As I learned about geographical offender profiling in criminal psychology, I was struck by its possible applications to software. What if we could devise techniques that let us identify hotspots in large software systems? A hotspot analysis that could narrow down a large system to a few critical modules would be a big win in our profession.
Instead of speculating about potential design problems among million lines of code, geographical profiling would give us a prioritized lists of sections that need refactoring. It would also be dynamic, reflecting shifts in development focus over time.
We need a geography of code. Despite its lack of physics, software is easy to visualize. My favorite tool is Code City.[6] It’s fun to work with and matches the offender-profiling metaphor well. The following figure shows a sample city generated by the tool.
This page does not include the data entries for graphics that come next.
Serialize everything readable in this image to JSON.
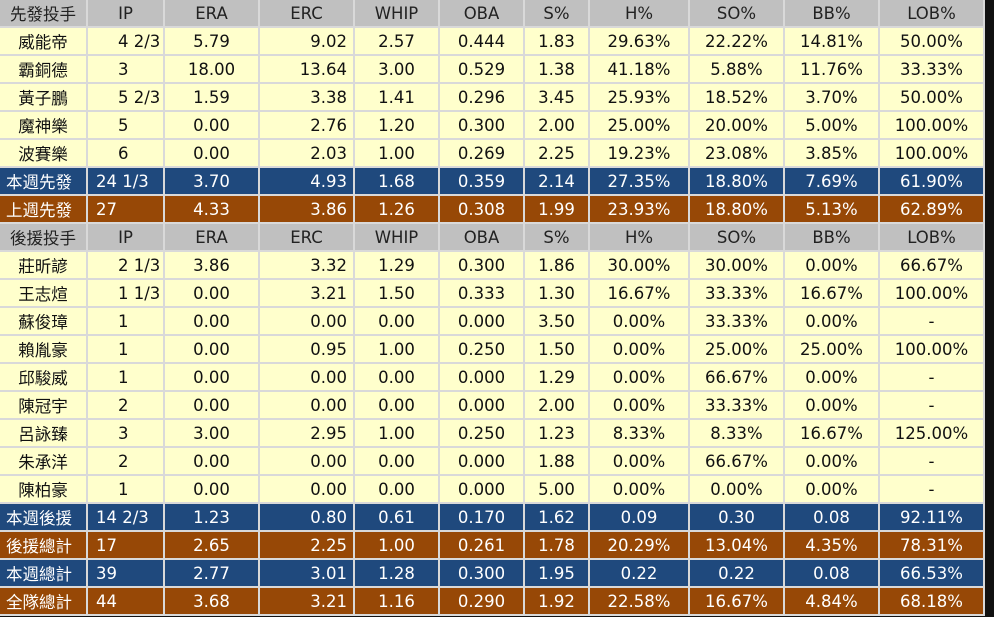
{
  "headers": {
    "starters": [
      "先發投手",
      "IP",
      "ERA",
      "ERC",
      "WHIP",
      "OBA",
      "S%",
      "H%",
      "SO%",
      "BB%",
      "LOB%"
    ],
    "relievers": [
      "後援投手",
      "IP",
      "ERA",
      "ERC",
      "WHIP",
      "OBA",
      "S%",
      "H%",
      "SO%",
      "BB%",
      "LOB%"
    ]
  },
  "starters": [
    [
      "威能帝",
      "4 2/3",
      "5.79",
      "9.02",
      "2.57",
      "0.444",
      "1.83",
      "29.63%",
      "22.22%",
      "14.81%",
      "50.00%"
    ],
    [
      "霸銅德",
      "3",
      "18.00",
      "13.64",
      "3.00",
      "0.529",
      "1.38",
      "41.18%",
      "5.88%",
      "11.76%",
      "33.33%"
    ],
    [
      "黃子鵬",
      "5 2/3",
      "1.59",
      "3.38",
      "1.41",
      "0.296",
      "3.45",
      "25.93%",
      "18.52%",
      "3.70%",
      "50.00%"
    ],
    [
      "魔神樂",
      "5",
      "0.00",
      "2.76",
      "1.20",
      "0.300",
      "2.00",
      "25.00%",
      "20.00%",
      "5.00%",
      "100.00%"
    ],
    [
      "波賽樂",
      "6",
      "0.00",
      "2.03",
      "1.00",
      "0.269",
      "2.25",
      "19.23%",
      "23.08%",
      "3.85%",
      "100.00%"
    ]
  ],
  "starter_totals": [
    {
      "style": "blue",
      "cells": [
        "本週先發",
        "24 1/3",
        "3.70",
        "4.93",
        "1.68",
        "0.359",
        "2.14",
        "27.35%",
        "18.80%",
        "7.69%",
        "61.90%"
      ]
    },
    {
      "style": "brown",
      "cells": [
        "上週先發",
        "27",
        "4.33",
        "3.86",
        "1.26",
        "0.308",
        "1.99",
        "23.93%",
        "18.80%",
        "5.13%",
        "62.89%"
      ]
    }
  ],
  "relievers": [
    [
      "莊昕諺",
      "2 1/3",
      "3.86",
      "3.32",
      "1.29",
      "0.300",
      "1.86",
      "30.00%",
      "30.00%",
      "0.00%",
      "66.67%"
    ],
    [
      "王志煊",
      "1 1/3",
      "0.00",
      "3.21",
      "1.50",
      "0.333",
      "1.30",
      "16.67%",
      "33.33%",
      "16.67%",
      "100.00%"
    ],
    [
      "蘇俊璋",
      "1",
      "0.00",
      "0.00",
      "0.00",
      "0.000",
      "3.50",
      "0.00%",
      "33.33%",
      "0.00%",
      "-"
    ],
    [
      "賴胤豪",
      "1",
      "0.00",
      "0.95",
      "1.00",
      "0.250",
      "1.50",
      "0.00%",
      "25.00%",
      "25.00%",
      "100.00%"
    ],
    [
      "邱駿威",
      "1",
      "0.00",
      "0.00",
      "0.00",
      "0.000",
      "1.29",
      "0.00%",
      "66.67%",
      "0.00%",
      "-"
    ],
    [
      "陳冠宇",
      "2",
      "0.00",
      "0.00",
      "0.00",
      "0.000",
      "2.00",
      "0.00%",
      "33.33%",
      "0.00%",
      "-"
    ],
    [
      "呂詠臻",
      "3",
      "3.00",
      "2.95",
      "1.00",
      "0.250",
      "1.23",
      "8.33%",
      "8.33%",
      "16.67%",
      "125.00%"
    ],
    [
      "朱承洋",
      "2",
      "0.00",
      "0.00",
      "0.00",
      "0.000",
      "1.88",
      "0.00%",
      "66.67%",
      "0.00%",
      "-"
    ],
    [
      "陳柏豪",
      "1",
      "0.00",
      "0.00",
      "0.00",
      "0.000",
      "5.00",
      "0.00%",
      "0.00%",
      "0.00%",
      "-"
    ]
  ],
  "reliever_totals": [
    {
      "style": "blue",
      "cells": [
        "本週後援",
        "14 2/3",
        "1.23",
        "0.80",
        "0.61",
        "0.170",
        "1.62",
        "0.09",
        "0.30",
        "0.08",
        "92.11%"
      ]
    },
    {
      "style": "brown",
      "cells": [
        "後援總計",
        "17",
        "2.65",
        "2.25",
        "1.00",
        "0.261",
        "1.78",
        "20.29%",
        "13.04%",
        "4.35%",
        "78.31%"
      ]
    },
    {
      "style": "blue",
      "cells": [
        "本週總計",
        "39",
        "2.77",
        "3.01",
        "1.28",
        "0.300",
        "1.95",
        "0.22",
        "0.22",
        "0.08",
        "66.53%"
      ]
    },
    {
      "style": "brown",
      "cells": [
        "全隊總計",
        "44",
        "3.68",
        "3.21",
        "1.16",
        "0.290",
        "1.92",
        "22.58%",
        "16.67%",
        "4.84%",
        "68.18%"
      ]
    }
  ],
  "colors": {
    "header": "#c0c0c0",
    "row": "#ffffcc",
    "blue": "#1f497d",
    "brown": "#974806"
  }
}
A city block represents a package, and each class is a building. The number of methods defines the height, and the number of attributes specifies the base of the building. Try out Code City, and you’ll notice new patterns you didn’t spot before in the code itself.
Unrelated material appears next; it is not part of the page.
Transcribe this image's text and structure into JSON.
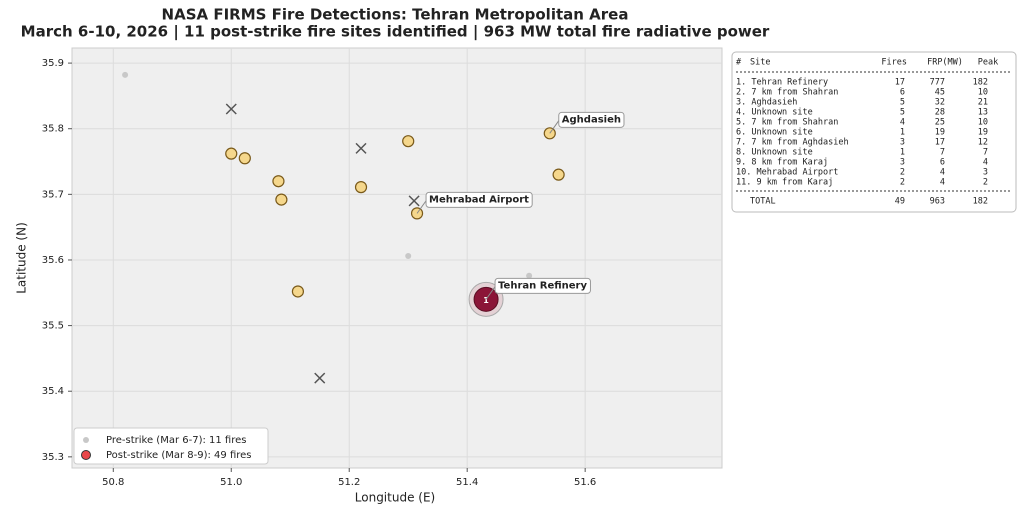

Code City is a nice starting point, but it limits us to looking at only object-oriented designs. Today’s software world is increasingly polyglot. Even when you use the same language, you may have complex configurations in scripts, XML, and other markup formats. A geography must present a holistic picture, no matter what languages we choose. We’ll soon explore other options, but before that we need to address a more serious limitation of our data.
Look at the large buildings in our city map again. If that information is all we have, those large buildings would be our hotspots. But there’s nothing in the illustration to indicate on which building we should actually spend our efforts. Perhaps those large classes have been stable for years, are well-tested, and have little developer activity. It doesn’t make sense to start there when other buildings may require immediate attention. In this case, the code doesn’t tell the whole story.

Since Jack the Ripper was never caught, how do we know if the geographical offender profile is any good?
As of September 2014, there were reports of mitochondrial DNA evidence that presumably links one of the suspects, Aaron Kosminski, to a Jack the Ripper victim. There is a lot of controversy and debate around the claim, so let me introduce you to another likely suspect: James Maybrick.
|
In the early 1990s, a diary supposedly written by Liverpool cotton merchant James Maybrick surfaced. In this diary, Maybrick claimed to be the Ripper. Since its publication in The Diary of Jack the Ripper [Har10], thousands of Ripperologists around the world have tried to expose the diary as a forgery using techniques such as handwriting analysis and chemical ink tests. No one has yet managed to prove the diary is fake, and its legitimacy is still under dispute. |
|
The interesting part about the diary for us is the fact that Maybrick wrote that he used to rent a room on Middlesex Street whenever he visited London. You can see Middlesex Street right inside our hotspot.
But what about Aaron Kosminiski’s homebase? It, too, fits the profile, although not as well as Maybrick’s does. Kosminski’s probable home at the time of the murders is just a little bit east of the high-probability hotspot area.